Denmark imposes a ban on Burqa, or any type of face veil in public. This law is to be implemented immediately, to restrict the burqa or niqab which is worn by some Muslims in Denmark.
Majority of members of parliament agreed on this clearing agreement that means the ban will be effective from August 1.
First-time offenders of this law will be fined 1,000 Danish crowns ($160). After the fourth violation, the fine will increase to 10,000 crowns.
An Algerian businessman had said earlier in March that he would pay all the fines faced by women in Denmark who choose to wear full-face veils, after the Danish government on February 6 proposed a ban on full-face veils in public spaces. However, now that the law is in place, his declaration is being awaited.
While speaking in front of Danish parliament, Rasheed Nekkaz had said he had already paid 1,538 fines for women facing similar circumstances in six countries, including France, Belgium, Switzerland, the Netherlands, Austria, and Germany.
Nekkaz is known for paying the fines of women who wear full-face veils or burqas after the garments were banned in many European countries, including France, in 2010.
There are mixed opinions on this.
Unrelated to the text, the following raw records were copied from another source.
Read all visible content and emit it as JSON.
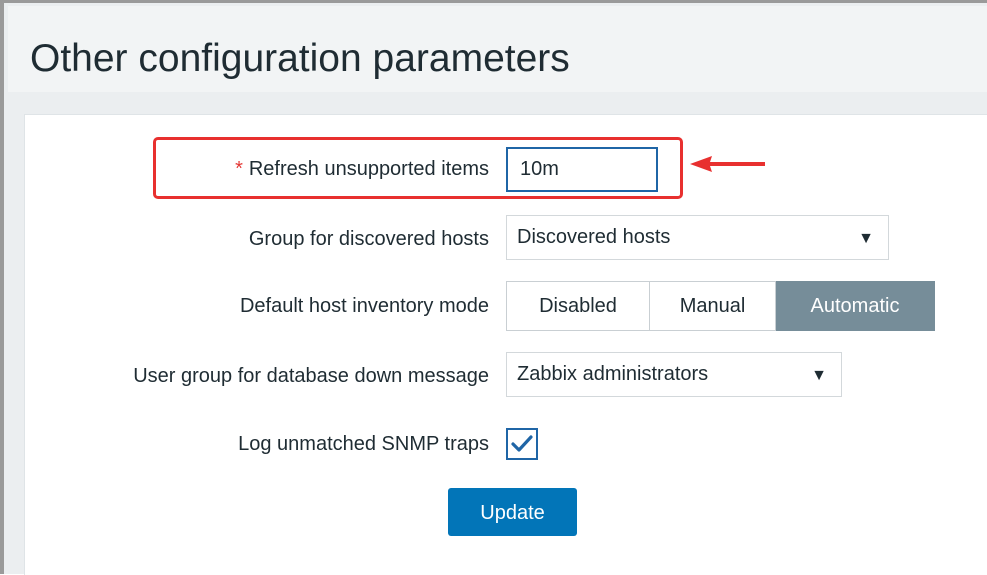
{
  "page": {
    "title": "Other configuration parameters"
  },
  "form": {
    "refresh_unsupported": {
      "required_mark": "*",
      "label": "Refresh unsupported items",
      "value": "10m"
    },
    "group_discovered_hosts": {
      "label": "Group for discovered hosts",
      "value": "Discovered hosts"
    },
    "inventory_mode": {
      "label": "Default host inventory mode",
      "options": [
        "Disabled",
        "Manual",
        "Automatic"
      ],
      "selected": "Automatic"
    },
    "db_down_user_group": {
      "label": "User group for database down message",
      "value": "Zabbix administrators"
    },
    "log_snmp_traps": {
      "label": "Log unmatched SNMP traps",
      "checked": true
    },
    "update_label": "Update"
  },
  "annotation": {
    "highlight_color": "#e8302f"
  },
  "colors": {
    "primary": "#0275b8",
    "segment_active": "#768d99",
    "required": "#e33734"
  },
  "icons": {
    "dropdown": "caret-down-icon",
    "checkbox": "checkmark-icon",
    "annotation": "red-arrow-icon"
  }
}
Some people claim that the burqa ban is a must for the security purpose of the state. There have been several terrorist attacks in different parts of Europe over the last couple of years since European states accepted immigrants from Syria almost unconditionally.
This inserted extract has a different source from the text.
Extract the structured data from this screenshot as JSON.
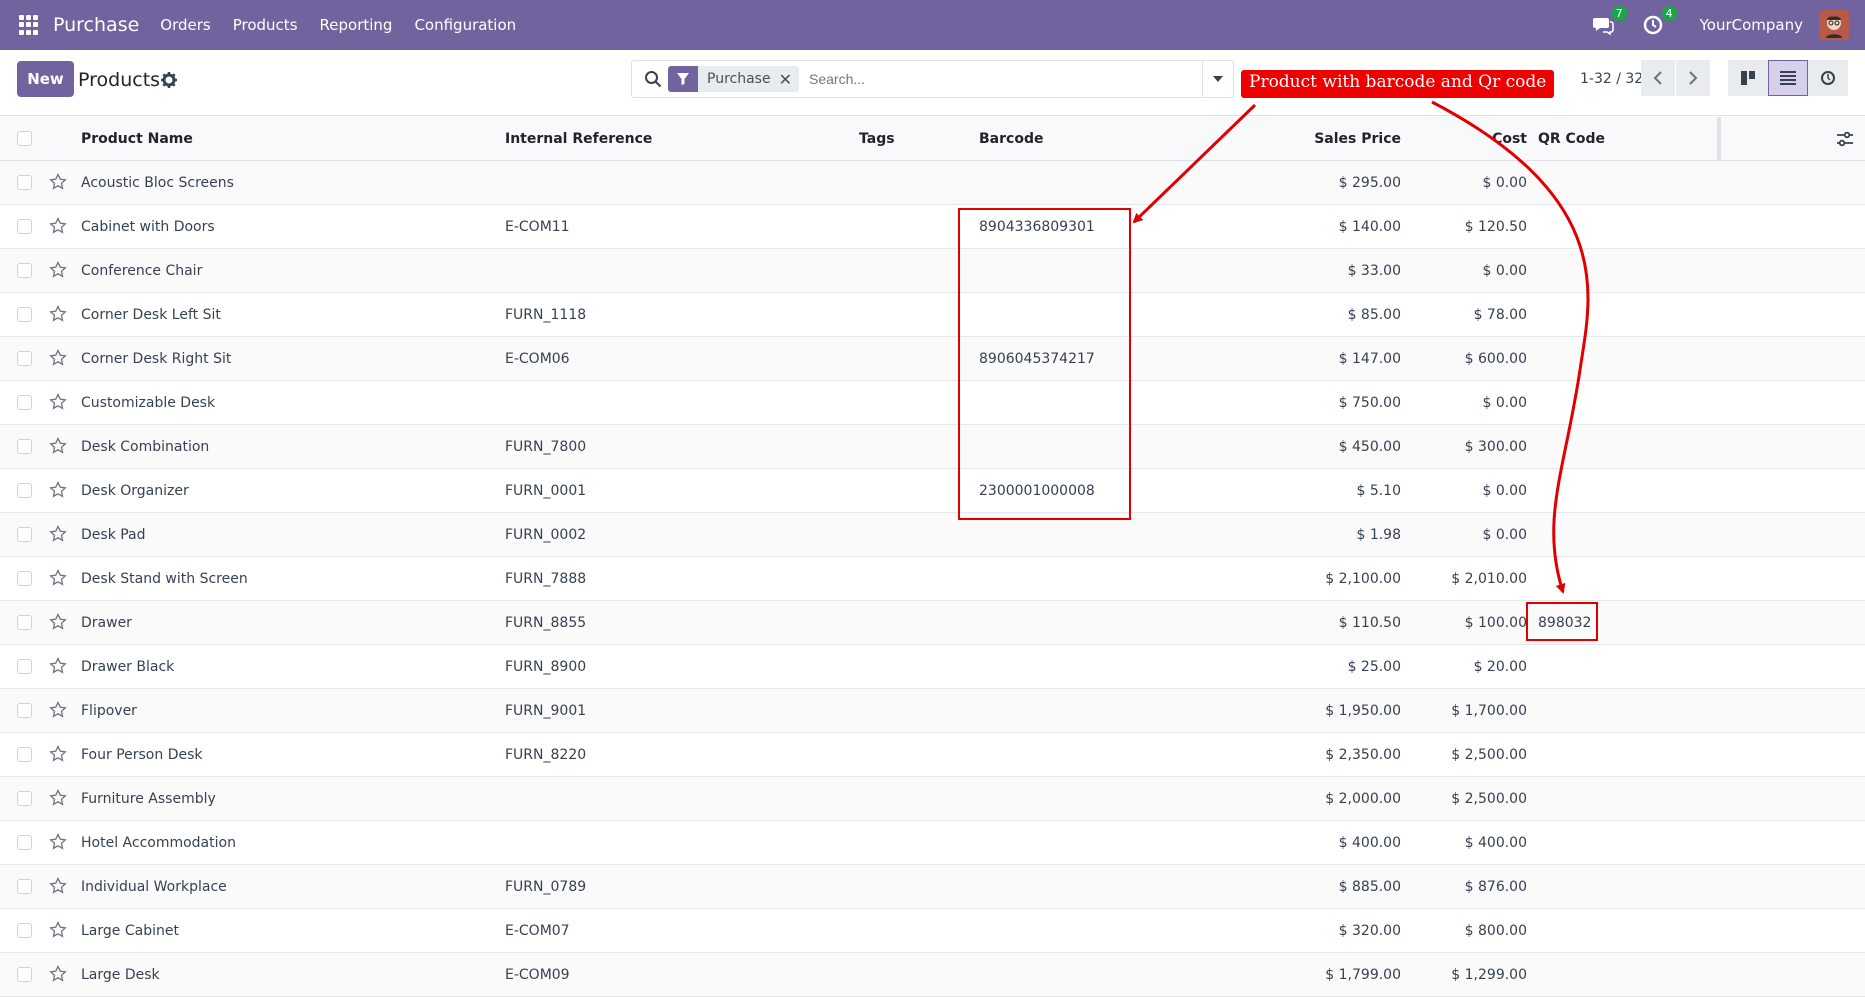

Many religious speakers claim that burqa is not mandatory for Muslim women, but there are conflicting views on this. Muslims are in great number all over the world, and the concept of veil is different all over the world.
Let’s just hope there are no negative implications about this for the Muslims in Europe, and every citizen of Denmark takes this legislature in a civil manner without having any reservations for the authorities or a particular group of the society.
Islam, and most of other religions teach tolerance, pluralism and togetherness. Let’s hope the grace of equality, respect and dignity remains among the people of Denmark under this law. Practicing religion with complete freedom is a basic human right, however it should not be at the cost of the security of another. But then again, this is a debate for another day.